Smartfleet has moved to expand its fleet funding capability by partnering with Volkswagen Financial Services Australia (VWFS), marking a significant step in how organisations can access finance and manage capital within their vehicle programs.
The partnership adds external funding capacity to Smartfleet’s existing offering, enabling the company to deliver a wider range of solutions — from operating leases through to finance leases and chattel mortgages in future — while maintaining a capital-light business model.
For Group Executive for Fleet, Anthony Dijanosic, the move reflects both market demand and Smartfleet’s strategic direction.
“Expanding our funding model is an important progression of our fleet strategy,” he said. “It enables Smartfleet to further support its clients with tailored solutions while maintaining our capital-light business model.”
Clients seek to free up capital
Dijanosic said Smartfleet’s decision to partner with VWFS is being driven by a noticeable change in customer behaviour. Many organisations — including corporates, local governments, and not-for-profits — are now seeking ways to release capital tied up in vehicle ownership so they can reinvest in their core activities.
“We’ve seen that clients increasingly want to free up their own capital to use in their core operations,” he said. “Through our pilot, we identified a real appetite for that from clients that hadn’t previously entertained it — particularly those that had vehicles sitting on their own balance sheets.”

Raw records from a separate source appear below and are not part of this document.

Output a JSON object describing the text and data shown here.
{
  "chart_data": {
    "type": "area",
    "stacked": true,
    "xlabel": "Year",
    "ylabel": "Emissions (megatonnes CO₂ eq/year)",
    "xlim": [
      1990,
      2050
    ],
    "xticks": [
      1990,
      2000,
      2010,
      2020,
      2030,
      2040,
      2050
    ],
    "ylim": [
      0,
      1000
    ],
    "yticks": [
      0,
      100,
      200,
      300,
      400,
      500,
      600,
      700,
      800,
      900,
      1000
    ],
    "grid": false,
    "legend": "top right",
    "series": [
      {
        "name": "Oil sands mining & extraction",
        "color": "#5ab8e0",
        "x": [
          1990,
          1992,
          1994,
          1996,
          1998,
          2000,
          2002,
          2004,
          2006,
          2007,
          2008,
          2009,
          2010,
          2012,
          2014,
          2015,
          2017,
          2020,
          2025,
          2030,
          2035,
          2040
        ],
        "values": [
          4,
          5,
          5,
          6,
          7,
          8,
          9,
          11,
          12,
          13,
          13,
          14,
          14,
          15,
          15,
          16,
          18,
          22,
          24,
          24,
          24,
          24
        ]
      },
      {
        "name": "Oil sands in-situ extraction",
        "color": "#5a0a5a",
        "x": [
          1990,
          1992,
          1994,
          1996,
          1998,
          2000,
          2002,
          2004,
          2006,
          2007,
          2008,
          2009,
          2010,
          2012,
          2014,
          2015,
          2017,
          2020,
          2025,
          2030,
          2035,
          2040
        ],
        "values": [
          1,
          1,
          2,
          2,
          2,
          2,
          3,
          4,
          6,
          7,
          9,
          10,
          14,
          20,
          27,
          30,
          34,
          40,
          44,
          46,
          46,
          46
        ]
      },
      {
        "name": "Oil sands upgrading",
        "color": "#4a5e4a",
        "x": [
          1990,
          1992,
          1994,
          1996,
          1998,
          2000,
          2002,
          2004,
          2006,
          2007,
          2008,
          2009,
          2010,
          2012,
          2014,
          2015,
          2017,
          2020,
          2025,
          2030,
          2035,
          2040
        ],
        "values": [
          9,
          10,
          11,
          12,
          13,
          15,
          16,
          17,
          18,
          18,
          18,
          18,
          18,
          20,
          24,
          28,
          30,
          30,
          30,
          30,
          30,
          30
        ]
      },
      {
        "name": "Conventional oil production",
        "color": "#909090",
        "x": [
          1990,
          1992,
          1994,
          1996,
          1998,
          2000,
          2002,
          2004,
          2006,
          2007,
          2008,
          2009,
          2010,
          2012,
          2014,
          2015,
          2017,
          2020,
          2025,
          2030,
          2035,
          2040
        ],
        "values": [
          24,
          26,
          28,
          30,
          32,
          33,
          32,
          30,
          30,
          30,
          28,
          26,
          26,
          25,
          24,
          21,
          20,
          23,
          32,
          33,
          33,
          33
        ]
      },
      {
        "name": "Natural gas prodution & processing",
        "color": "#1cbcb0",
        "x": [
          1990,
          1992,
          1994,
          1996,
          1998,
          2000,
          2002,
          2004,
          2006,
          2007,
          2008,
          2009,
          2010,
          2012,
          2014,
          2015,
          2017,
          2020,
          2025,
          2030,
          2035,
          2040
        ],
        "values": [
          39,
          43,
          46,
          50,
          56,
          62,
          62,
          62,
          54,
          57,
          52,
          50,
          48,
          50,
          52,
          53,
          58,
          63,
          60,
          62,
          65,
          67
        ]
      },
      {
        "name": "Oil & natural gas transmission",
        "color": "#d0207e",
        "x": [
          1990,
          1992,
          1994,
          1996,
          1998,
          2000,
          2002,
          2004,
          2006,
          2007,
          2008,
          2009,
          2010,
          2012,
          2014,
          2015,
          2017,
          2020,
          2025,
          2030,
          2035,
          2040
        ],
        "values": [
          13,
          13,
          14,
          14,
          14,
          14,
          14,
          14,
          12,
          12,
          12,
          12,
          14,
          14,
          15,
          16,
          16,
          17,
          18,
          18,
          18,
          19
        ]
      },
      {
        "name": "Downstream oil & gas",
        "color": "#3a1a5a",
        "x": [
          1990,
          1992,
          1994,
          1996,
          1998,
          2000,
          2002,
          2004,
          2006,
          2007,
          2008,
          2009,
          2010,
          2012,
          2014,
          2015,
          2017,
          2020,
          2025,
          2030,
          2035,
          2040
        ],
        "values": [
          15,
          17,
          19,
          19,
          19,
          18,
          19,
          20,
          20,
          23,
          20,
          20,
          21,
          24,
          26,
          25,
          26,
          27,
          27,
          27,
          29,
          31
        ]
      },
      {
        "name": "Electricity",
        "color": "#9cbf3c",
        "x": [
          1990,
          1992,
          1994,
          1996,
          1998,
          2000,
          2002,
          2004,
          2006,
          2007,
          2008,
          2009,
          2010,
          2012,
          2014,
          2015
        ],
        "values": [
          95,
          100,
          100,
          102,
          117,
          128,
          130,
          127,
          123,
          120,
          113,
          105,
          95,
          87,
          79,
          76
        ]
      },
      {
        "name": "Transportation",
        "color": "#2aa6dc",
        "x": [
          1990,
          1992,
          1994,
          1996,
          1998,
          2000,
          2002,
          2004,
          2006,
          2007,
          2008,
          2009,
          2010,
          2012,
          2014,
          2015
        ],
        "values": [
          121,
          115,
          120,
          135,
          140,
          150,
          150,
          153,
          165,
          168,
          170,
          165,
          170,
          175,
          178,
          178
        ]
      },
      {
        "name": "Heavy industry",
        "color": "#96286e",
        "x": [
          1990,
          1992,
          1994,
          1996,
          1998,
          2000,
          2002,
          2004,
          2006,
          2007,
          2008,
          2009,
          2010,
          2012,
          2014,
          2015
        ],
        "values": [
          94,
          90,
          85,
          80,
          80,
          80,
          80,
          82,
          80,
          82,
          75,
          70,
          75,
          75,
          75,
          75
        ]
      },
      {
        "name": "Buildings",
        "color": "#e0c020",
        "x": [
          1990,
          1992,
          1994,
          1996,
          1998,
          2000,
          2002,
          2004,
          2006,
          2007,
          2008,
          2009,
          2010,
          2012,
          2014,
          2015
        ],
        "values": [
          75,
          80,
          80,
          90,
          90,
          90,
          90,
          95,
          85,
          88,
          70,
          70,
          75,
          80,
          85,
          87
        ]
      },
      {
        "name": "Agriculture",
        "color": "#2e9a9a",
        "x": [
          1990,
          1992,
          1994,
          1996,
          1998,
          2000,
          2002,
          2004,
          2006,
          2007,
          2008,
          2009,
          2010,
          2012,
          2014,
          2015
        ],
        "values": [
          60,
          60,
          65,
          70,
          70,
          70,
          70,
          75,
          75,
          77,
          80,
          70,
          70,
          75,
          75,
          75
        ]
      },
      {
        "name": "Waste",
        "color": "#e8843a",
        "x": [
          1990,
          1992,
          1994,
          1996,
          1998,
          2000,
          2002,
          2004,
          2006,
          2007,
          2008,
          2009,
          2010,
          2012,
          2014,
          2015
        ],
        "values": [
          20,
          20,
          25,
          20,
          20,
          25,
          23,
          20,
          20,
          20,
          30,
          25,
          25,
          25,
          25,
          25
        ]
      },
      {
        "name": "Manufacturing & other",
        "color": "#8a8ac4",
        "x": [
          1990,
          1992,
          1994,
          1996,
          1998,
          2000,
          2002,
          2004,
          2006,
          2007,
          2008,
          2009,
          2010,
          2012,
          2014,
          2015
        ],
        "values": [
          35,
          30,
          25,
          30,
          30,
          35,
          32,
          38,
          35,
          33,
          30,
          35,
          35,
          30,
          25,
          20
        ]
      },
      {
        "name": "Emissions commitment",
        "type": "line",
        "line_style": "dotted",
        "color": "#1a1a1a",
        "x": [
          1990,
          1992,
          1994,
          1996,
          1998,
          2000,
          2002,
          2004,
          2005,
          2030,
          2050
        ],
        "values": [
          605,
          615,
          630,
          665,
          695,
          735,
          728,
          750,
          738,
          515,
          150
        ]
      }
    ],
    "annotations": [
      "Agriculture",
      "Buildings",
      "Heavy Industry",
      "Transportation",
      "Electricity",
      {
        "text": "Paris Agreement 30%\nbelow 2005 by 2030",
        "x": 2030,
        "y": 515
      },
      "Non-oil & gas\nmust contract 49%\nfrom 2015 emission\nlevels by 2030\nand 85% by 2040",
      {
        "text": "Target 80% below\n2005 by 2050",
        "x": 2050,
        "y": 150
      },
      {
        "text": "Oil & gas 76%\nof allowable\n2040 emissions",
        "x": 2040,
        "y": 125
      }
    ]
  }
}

The trend has been building as financial pressures and sustainability requirements converge. Organisations are now looking for scalable funding structures that reduce upfront costs and align with environmental targets, such as transitioning to lower-emission vehicles without overstretching budgets.
Scaling without balance-sheet risk
Before formalising its agreement with VWFS, Smartfleet ran a small self-funding pilot covering around 800 vehicles. While this demonstrated the company’s ability to offer in-house finance, Dijanosic said the long-term economics favoured a partnership model.
“You do earn less margin, but obviously there’s a risk-reward trade-off, so the economic value really stacks up in approaching it this way,” he explained.
That approach allows Smartfleet to grow its funded portfolio at a faster pace without increasing balance-sheet exposure — a key consideration in the current economic climate where interest rates and residual value risk are constant factors.
By leveraging VWFS’s financial scale and sector expertise, Smartfleet can focus on client delivery, data integration, and fleet optimisation, while offering competitive rental pricing through a more diverse funding base.
Positioning for the next phase of fleet finance
The Smartfleet-VWFS partnership reflects a broader shift in the Australian fleet sector. More operators are adopting hybrid funding models that blend the efficiency of external finance with the control and transparency of professional fleet management.
For fleet buyers and procurement teams, this development means more choice in structuring vehicle programs — particularly for organisations that prefer to stay capital-light while maintaining access to flexible, scalable lease options.
With demand rising for both cost efficiency and sustainability, Smartfleet’s funding strategy illustrates how the fleet management industry is adapting to help clients balance financial and operational priorities in a rapidly changing market.